彼の退院を待ちわびていたのは、昏上逢だった。
「退院おめでとうございます」
「あぁ、ありがとう」
そう言って旧壱新多は口に煙草を銜えた。
彼女が傍に居る為か、決して火を点ける事は無かった。
「雨、続きますね」
「そうだな」
旧壱新多は呑気にそう言いながらも、内心は不安げだ。
「(雨の日か…続くと怖いな)」
そんな事を考えながら、病院に付属されているタクシーを呼ぶ。
「折角だから、事務所にでも来る?」
旧壱新多は昏上逢にそう言った。
事務所。
旧壱新多は、シーカーだ。
シーカーの人間が事務所を持つと言う事は、それはつまり、その職業一つで仕事をしている、つまりは、ダンジョン攻略者として活動している、と言う意味だ。

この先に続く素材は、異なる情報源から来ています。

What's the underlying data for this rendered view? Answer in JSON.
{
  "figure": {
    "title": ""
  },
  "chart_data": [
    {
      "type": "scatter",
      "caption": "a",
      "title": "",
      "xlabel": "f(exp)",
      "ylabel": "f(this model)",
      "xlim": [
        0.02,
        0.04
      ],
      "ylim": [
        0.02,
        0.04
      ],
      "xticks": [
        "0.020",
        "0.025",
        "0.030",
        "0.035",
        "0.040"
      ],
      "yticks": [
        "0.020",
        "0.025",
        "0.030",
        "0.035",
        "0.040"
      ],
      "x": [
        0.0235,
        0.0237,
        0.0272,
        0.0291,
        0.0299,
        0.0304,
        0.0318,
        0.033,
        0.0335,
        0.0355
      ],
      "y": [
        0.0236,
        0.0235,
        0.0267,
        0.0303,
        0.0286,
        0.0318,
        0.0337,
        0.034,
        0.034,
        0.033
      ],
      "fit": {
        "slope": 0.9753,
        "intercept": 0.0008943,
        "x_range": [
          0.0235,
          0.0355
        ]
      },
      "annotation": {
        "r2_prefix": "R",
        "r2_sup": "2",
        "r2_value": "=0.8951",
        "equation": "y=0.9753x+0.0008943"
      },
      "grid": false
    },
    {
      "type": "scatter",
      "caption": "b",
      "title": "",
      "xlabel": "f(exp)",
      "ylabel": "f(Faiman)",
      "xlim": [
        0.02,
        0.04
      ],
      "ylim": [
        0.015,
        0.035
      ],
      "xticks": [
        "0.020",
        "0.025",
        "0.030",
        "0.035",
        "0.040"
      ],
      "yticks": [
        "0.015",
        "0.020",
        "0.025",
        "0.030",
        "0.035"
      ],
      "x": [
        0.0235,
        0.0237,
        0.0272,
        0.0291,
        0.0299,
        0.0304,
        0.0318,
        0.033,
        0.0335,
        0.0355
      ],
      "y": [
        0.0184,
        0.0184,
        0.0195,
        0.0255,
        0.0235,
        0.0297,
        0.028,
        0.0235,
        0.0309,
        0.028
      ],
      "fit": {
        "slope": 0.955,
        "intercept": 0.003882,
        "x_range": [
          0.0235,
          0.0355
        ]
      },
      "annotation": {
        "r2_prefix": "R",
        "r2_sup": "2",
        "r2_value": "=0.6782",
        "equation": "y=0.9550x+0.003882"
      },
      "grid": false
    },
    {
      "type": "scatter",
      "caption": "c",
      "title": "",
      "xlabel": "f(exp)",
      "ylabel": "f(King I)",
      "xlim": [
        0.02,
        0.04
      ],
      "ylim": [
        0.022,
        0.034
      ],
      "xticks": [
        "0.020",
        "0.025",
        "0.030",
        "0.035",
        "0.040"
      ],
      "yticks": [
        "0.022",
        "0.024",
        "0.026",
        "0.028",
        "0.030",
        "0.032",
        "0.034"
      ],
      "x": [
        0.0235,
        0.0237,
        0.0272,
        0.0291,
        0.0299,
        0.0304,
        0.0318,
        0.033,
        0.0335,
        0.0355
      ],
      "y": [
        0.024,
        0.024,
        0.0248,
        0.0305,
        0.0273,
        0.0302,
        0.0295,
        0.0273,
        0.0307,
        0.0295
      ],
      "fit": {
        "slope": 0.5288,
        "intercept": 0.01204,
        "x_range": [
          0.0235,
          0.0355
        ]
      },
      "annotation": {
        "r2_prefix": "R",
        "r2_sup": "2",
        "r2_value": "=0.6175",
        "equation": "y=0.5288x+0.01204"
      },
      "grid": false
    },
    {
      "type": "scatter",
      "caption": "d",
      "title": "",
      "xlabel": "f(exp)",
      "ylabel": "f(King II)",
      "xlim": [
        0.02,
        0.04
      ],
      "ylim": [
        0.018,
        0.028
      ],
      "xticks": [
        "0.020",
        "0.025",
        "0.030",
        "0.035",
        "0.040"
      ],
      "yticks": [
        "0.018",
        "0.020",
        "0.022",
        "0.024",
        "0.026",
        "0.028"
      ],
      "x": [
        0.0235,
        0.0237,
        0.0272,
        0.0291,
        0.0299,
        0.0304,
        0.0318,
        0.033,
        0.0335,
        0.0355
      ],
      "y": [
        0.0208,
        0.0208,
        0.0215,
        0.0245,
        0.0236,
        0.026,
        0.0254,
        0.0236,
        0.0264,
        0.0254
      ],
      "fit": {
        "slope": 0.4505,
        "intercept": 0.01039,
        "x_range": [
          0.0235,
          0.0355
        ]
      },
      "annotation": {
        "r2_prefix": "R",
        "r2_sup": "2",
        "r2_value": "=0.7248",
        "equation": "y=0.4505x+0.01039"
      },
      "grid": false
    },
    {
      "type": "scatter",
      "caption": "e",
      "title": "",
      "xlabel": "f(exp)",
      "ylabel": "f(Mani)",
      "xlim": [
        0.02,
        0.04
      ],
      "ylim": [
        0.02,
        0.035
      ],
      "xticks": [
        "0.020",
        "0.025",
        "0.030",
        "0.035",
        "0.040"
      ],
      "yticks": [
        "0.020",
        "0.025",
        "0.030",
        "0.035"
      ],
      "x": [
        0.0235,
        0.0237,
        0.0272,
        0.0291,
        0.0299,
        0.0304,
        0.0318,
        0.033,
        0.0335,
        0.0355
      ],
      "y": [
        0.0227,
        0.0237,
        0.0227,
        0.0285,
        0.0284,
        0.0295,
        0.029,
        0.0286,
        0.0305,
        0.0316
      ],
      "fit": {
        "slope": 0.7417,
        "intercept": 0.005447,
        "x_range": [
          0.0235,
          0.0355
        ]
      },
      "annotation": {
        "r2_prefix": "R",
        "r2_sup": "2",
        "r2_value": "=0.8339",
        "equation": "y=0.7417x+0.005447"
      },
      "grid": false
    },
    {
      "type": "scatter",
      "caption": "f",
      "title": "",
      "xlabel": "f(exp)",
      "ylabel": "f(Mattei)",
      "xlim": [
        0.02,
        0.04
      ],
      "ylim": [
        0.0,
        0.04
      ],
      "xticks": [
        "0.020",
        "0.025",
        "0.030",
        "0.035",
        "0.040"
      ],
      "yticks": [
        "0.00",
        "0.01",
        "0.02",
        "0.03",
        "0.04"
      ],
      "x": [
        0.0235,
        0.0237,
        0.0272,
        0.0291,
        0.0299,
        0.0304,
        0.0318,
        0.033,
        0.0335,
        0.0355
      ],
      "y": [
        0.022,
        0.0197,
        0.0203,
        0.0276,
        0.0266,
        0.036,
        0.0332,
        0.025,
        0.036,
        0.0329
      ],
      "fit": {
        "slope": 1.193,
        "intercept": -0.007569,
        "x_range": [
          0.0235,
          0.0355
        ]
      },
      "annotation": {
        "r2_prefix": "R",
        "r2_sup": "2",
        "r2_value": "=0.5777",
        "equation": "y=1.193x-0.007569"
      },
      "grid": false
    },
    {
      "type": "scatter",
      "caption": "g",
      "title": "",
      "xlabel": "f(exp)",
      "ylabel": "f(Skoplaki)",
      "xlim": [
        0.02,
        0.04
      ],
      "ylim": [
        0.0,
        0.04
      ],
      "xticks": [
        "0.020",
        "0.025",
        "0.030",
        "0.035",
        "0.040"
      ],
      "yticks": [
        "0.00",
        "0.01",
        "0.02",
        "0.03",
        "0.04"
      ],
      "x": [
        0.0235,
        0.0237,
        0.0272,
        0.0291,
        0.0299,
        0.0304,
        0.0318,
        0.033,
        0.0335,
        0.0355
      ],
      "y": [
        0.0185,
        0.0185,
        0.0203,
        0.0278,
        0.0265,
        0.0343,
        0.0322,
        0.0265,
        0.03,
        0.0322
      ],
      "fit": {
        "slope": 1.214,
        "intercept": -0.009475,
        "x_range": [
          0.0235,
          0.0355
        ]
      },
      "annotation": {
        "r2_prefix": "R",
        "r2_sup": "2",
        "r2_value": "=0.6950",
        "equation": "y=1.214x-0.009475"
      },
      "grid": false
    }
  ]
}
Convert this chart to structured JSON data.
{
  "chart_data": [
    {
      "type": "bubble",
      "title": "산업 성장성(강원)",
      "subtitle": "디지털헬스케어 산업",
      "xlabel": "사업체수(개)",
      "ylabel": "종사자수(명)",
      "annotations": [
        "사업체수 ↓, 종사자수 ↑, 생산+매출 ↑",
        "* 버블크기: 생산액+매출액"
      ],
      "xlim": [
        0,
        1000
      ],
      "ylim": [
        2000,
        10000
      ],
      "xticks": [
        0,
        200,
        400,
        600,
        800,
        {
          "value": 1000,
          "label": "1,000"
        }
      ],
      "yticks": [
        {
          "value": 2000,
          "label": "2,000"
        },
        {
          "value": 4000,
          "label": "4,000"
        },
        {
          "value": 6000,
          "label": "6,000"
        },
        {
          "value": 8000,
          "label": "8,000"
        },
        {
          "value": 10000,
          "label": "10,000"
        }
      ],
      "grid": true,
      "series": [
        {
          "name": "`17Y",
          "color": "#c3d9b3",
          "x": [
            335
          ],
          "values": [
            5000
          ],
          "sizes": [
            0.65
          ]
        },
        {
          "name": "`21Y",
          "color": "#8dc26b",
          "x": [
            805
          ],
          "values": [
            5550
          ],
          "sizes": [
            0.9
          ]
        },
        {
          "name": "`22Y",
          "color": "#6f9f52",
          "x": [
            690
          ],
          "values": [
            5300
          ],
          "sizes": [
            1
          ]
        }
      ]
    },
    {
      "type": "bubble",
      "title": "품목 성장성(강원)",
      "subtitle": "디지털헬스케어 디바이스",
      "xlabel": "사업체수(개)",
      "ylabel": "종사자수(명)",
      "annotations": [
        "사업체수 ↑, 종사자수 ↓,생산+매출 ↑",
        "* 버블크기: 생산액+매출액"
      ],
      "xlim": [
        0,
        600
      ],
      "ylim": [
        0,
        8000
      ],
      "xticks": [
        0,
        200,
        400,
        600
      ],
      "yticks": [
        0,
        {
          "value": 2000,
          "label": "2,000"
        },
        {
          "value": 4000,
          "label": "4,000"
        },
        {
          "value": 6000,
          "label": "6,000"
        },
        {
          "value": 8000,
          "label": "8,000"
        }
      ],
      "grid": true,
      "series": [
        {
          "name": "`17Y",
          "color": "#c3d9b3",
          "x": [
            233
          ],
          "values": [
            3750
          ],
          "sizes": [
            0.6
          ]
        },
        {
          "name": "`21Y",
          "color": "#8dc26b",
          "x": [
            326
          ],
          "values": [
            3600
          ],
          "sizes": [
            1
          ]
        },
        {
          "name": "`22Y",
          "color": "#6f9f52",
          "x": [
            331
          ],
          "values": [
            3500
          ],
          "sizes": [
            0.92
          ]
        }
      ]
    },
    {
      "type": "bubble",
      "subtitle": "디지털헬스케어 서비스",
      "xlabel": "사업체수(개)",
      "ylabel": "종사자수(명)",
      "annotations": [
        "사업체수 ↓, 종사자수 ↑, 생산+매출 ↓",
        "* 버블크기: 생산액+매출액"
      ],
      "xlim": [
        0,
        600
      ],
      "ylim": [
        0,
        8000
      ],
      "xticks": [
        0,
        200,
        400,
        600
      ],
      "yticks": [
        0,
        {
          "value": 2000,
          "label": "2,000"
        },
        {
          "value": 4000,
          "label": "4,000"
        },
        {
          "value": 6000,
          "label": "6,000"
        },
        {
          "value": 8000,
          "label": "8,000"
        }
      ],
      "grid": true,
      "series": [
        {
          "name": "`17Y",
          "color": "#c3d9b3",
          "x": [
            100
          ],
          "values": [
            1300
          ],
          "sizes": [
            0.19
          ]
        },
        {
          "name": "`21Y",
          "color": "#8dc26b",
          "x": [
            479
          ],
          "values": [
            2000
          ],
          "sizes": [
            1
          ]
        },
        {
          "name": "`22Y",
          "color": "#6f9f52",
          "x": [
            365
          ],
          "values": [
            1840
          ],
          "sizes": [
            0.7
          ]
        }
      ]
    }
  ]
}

「シーカーとは聞いていましたが、配属されている人だったんですね…けど、私が、部外者ですけど、入っても大丈夫なのでしょうか?」
タクシーに乗る二人。
心配そうにする彼女に、旧壱新多は笑う。
「大丈夫だよ、俺の事務所だから」
俺の事務所。
その言葉から察するに、どうやら旧壱新多が、その事務所の所長であるらしい。
「旧壱さんって、何歳なんですか?」
「俺は二十六だよ、まあ、事務所を持つとなると、少しだけ若く見えるかな?」
はは、と笑いながら旧壱新多は煙草を口で遊ばせる。
「俺の能力が、今の事業とうまく噛み合っててね」
「シーカーなんですよね?ダンジョン管理、とかしているんですか?」
そう聞くと、旧壱新多は頷く。
「基本的には、何でも屋、かな?、状況に応じて、俺が契約した魔法少女を派遣させる。直接的にダンジョン攻略はしないけど、個人資産で少しはダンジョン管理もしてるよ」
そう言った。
彼の言葉に、昏上逢は反応する。
「…私以外にも、魔法少女がいるんですか?」
何か寂しそうな表情を浮かべる。
「(この話は少し性急だったかな…けど、何れは話すべき事だ、今の内に知って貰わないとね)」
旧壱新多は、昏上逢の嫉妬心を見据えて、煙草を口から離す。
「勿論、魔法少女として契約したからと言って、キミも俺の事務所に入って貰おうとは思ってない、契約が完了すれば、後はキミの自由だからね」
「…いえ、別に、事務所に入るとか、そう言う話で気分が沈んでいたワケではありません…ただ、私以外にも、特別な人がいるんだな、って」
自分だけが特別扱いされていた。
そう思っていた分、他にも特別な存在を居ると知ると、彼女は悲しそうな表情を浮かべた。
「特別だよ、どういった経緯であれ、俺が選んだんだ。…それだけは後悔させない様に、徹しているから」
彼女の頭を撫でようとして、その手を、ゆっくりと彼女の頬に触れさせる。
「あ…」
暖かな掌が、彼女の頬に触れて、仄かに赤色が頬に灯った。
「だから、出来る事なら、離れないで欲しいよ」
本心の言葉を、旧壱新多は言うのだった。